Parce qu'elles m'ont depuis toujours été
présages et acquiescement sensible à ce que toute mon âme pressentait.
Parce que les poèmes ce sont d'abord des Voix.
Parce que la poésie qui prétend faire vibrer
quelque fibre intelligente et sensitive aux tréfonds de l'humain doit
prendre Voix, doit s'échapper du profond d'entrailles défuntes ou
prendre corps dans la tripaille vivace et belle pour subjuguer d'ondes
rudoyantes ou suavement caresser l'ouïe, l'oreille au pavillon charnu,
ou bien sourdre de ce conduit émotif aux grands-fonds du dedans.
Parce que la poésie avant qu'on la lie, qu'on la
relie et qu'on la lise, éclate à l'extérieur de nous dans tous les
signes par tous les sens, et par ces phrases ébruitées dans la nuit de
la rue, ou celles qui fusent aux écheveaux du langage, démêlées tout au
long du jour dans la vie humaine qui circule.
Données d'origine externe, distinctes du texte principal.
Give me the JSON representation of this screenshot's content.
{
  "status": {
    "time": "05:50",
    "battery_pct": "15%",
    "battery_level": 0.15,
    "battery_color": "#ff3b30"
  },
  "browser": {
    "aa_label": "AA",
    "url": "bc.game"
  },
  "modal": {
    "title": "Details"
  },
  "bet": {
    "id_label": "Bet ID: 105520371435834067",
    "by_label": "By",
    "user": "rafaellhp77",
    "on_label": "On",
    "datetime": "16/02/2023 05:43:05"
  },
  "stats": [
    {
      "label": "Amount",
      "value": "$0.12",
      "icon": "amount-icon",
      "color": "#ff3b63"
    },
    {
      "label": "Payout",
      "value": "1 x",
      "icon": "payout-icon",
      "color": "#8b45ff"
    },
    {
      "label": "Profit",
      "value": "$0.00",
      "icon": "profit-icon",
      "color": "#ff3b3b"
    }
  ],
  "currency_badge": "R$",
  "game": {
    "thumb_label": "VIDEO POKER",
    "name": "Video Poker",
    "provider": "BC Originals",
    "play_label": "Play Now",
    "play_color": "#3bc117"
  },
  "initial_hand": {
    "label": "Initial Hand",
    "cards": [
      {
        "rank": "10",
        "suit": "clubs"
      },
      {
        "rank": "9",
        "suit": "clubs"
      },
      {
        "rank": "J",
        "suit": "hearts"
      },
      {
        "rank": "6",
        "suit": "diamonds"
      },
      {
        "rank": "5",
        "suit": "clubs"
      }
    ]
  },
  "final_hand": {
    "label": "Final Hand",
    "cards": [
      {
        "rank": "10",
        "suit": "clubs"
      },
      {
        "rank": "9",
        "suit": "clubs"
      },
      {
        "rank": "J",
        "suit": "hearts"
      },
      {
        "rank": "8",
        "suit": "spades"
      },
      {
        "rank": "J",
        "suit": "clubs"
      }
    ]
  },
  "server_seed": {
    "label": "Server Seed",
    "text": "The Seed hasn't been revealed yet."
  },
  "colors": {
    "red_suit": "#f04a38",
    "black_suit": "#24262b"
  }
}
Pour moi, avant toute tentative de lecture,
la poésie commence par sa mise en voix, débute par un timbre, une entité
sonore. Un organe généreux qui s'empare de la personnalité du poète
déposée sur la page et la fait voler dans l'espace ouvert affranchie des
pesanteurs.
Ainsi, Rimbaud, en premier lieu, me fut rendu
accessible par la voix grenue au lyrisme concret de Serge Reggiani,
préfaçant d'un Dormeur du Val très coloré, la chanson du Déserteur de
Boris Vian (Ah ! Les vieux vinyles et leur incomparable grain
d'existence dans ces sons reproduits par le noble frottement d'une cause
mécanique !).
Il y en eut encore quelques unes, de ces voix
d'outre-tombe qui faisaient vibrer en moi l'écoute incertaine jusqu'à
gonfler en un seul souffle la voilure du poème.
Je pense à Gérard Philipe au timbre si
singulier, à Vilar également, voix fières et émotives entrecoupées de la
musique du TNP.
Je pense encore à Jean-Marc Tennberg dont la
voix dévouée à la poésie parlée perdure aux sillons d'anciens vinyles,
quand son corps d'Icare étonné a depuis longtemps chu, trajectoire
perdue au survol de la Combe de Lourmarin.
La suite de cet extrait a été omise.